6) Eğitim için arzu ettikleri ülkeyi belirlemeleri, o ülkedeki eğitim sistemi hakkında bilgi edinmeleri, hatta nasıl bir ülke ve kültür ortamı olduğunu daha iyi anlamak için gidip görmeleri daha kararlı bir yaklaşım olur.
7) Kişiyi başarıya götüren yol benzersiz olduğundan diğerleriyle kıyas yaparak gereksiz umutsuzluklar yaratmamalılar. Çocuklarının kendilerine has özelliklerini parlatabilecek doğru adresi çok önceden görebilmeliler.
8) Eğitim yolculuğuna çıkmadan önce mutlaka bir A planı yapmalılar ama B ve C planları da yapmayı ihmal etmemeliler.
Eğitimle kazanılan dünya vatandaşlığı hayat boyu sizin…

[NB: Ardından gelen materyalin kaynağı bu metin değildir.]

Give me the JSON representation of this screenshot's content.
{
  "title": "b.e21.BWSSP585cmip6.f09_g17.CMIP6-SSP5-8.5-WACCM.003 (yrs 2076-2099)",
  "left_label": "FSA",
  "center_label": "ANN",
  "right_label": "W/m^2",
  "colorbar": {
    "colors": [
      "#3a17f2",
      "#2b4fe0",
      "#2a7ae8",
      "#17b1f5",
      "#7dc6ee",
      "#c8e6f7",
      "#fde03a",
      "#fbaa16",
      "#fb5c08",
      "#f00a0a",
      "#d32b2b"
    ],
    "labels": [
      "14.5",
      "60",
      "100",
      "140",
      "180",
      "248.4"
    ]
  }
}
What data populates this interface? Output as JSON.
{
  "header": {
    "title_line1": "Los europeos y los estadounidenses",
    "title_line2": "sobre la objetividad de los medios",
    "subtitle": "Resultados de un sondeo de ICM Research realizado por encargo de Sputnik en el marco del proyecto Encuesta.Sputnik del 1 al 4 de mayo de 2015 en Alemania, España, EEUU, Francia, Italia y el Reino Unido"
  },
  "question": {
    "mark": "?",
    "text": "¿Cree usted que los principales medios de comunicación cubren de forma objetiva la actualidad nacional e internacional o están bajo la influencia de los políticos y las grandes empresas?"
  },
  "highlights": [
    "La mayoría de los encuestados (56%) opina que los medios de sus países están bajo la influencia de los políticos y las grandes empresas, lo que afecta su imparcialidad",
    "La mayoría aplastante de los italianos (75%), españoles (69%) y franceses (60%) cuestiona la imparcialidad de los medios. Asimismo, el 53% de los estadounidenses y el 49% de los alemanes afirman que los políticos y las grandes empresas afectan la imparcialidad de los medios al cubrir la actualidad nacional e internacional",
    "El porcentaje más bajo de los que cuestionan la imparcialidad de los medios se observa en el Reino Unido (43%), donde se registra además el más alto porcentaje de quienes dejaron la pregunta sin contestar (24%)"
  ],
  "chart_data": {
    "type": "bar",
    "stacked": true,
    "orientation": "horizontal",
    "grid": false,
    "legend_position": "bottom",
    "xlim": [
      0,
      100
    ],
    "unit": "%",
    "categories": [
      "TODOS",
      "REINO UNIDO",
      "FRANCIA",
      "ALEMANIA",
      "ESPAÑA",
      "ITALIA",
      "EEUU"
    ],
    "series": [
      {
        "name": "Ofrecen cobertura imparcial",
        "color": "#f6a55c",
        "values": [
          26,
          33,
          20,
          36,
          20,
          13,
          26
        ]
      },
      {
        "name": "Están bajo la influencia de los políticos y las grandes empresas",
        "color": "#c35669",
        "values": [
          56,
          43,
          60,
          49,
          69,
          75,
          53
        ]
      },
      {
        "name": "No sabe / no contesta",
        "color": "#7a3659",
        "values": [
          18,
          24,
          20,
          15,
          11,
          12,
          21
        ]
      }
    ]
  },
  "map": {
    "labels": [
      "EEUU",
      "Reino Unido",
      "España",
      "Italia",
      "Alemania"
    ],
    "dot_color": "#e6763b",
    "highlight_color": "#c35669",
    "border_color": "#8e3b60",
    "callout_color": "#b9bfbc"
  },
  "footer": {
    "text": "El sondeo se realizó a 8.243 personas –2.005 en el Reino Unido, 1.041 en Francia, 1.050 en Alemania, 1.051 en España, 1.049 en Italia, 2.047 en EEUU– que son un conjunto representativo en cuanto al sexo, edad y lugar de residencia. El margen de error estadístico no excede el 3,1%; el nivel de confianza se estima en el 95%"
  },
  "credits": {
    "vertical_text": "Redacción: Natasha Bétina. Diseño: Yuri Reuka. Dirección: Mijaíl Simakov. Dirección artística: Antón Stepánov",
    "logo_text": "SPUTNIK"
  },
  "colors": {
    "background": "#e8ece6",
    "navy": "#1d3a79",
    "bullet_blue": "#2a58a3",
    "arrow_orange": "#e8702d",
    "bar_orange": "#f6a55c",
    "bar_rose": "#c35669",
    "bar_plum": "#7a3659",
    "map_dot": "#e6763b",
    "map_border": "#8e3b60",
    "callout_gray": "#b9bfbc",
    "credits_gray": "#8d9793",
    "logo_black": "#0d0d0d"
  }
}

“Eğitim kalitesinin nitelikli olduğu adreslerde bulunmanız global bir gücün karşısında sizin de güçlü durmanızı sağlıyor. Dünyayı tanıyorsunuz, ömür boyu sürecek dünya çapında ilişkiler elde ediyorsunuz. Yanı başınızda eğitim gören biri, yarın iş yapacağınız şirketin, kültür kurumunun başına geçiyor, falanca hükümette görev alıyor. Bu ilişki ağının ne büyük bir güç olduğunu düşünün… Eğitimle kazandığınız marka gücü ve ‘dünya vatandaşlığı’ pasaportunuz hayat boyu sizinle oluyor.”